Posted by DCS, a resident of Old Mountain View
on Aug 6, 2011 at 3:44 pm

The grocery store downtown does not have what I want, and I'm sure other people feel the same way.

It's smelly, dirty, and noisy in there too, not a pleasant experience.

Posted by Mike, a resident of another community
on Aug 7, 2011 at 12:48 pm

The downtown redevelopment district is a huge success, but its work is done and it is time to shut it down.

Posted by Mike Laursen, a resident of Monta Loma
on Aug 7, 2011 at 8:37 pm

re: It's smelly, dirty, and noisy in there too, not a pleasant experience.

Somebody is shopping there. Is it the city government's job to go out and find competitor's for existing businesses?

Posted by Save schools and police, a resident of North Whisman
on Aug 8, 2011 at 3:49 pm

The real title of this article should be "A blessing of "Money" for local schools and police department".

Posted by Garrett, a resident of another community
on Aug 8, 2011 at 7:20 pm

Downtown has been up due to the face the RDA's, if it wasn't for this we would have a run down area. Yes the schools need money. We Prop 13, the grab of Sales Tax, DMV funds, all sorts of funds that were produced by the local goverement. In the future what else will they grab.

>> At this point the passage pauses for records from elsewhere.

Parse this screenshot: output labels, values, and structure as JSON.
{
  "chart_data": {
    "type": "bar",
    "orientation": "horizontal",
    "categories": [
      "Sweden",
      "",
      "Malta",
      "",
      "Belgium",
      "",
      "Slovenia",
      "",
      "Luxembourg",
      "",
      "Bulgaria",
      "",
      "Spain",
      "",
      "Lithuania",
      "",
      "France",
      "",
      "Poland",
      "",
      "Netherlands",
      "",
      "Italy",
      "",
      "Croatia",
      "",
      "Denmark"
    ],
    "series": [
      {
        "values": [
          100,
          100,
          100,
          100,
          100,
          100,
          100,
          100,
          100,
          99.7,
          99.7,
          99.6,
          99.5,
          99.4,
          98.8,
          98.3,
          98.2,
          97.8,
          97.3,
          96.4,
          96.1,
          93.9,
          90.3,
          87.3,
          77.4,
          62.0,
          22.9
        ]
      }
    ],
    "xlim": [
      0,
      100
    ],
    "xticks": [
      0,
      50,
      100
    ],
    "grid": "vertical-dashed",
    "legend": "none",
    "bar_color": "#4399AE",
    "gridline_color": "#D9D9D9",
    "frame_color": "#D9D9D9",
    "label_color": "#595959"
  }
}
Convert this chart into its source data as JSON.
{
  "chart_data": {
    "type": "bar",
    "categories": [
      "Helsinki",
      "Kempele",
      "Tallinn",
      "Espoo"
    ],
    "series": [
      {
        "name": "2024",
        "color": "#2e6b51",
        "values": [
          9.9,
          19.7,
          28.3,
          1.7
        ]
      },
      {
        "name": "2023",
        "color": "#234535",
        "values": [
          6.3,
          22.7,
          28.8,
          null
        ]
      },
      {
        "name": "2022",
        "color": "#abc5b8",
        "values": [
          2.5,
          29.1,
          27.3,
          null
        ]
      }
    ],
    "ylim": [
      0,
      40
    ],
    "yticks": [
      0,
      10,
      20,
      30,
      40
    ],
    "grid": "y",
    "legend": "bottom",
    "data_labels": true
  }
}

Posted by Linda Jahnke, a resident of Monta Loma
on Aug 10, 2011 at 9:05 am

The city is right to plan for a grocery store in the downtown area. This is a densely packed community and should have access to local shopping. The current downtown ethic store can be a delight to shop in but is not an appropriate substitute. The same thing of course can be said for the Monta Loma area. A grocery store in the Rengstorff-Middlefield shopping center has been laying vacant for many years. The city should encourage local shopping wherever possible.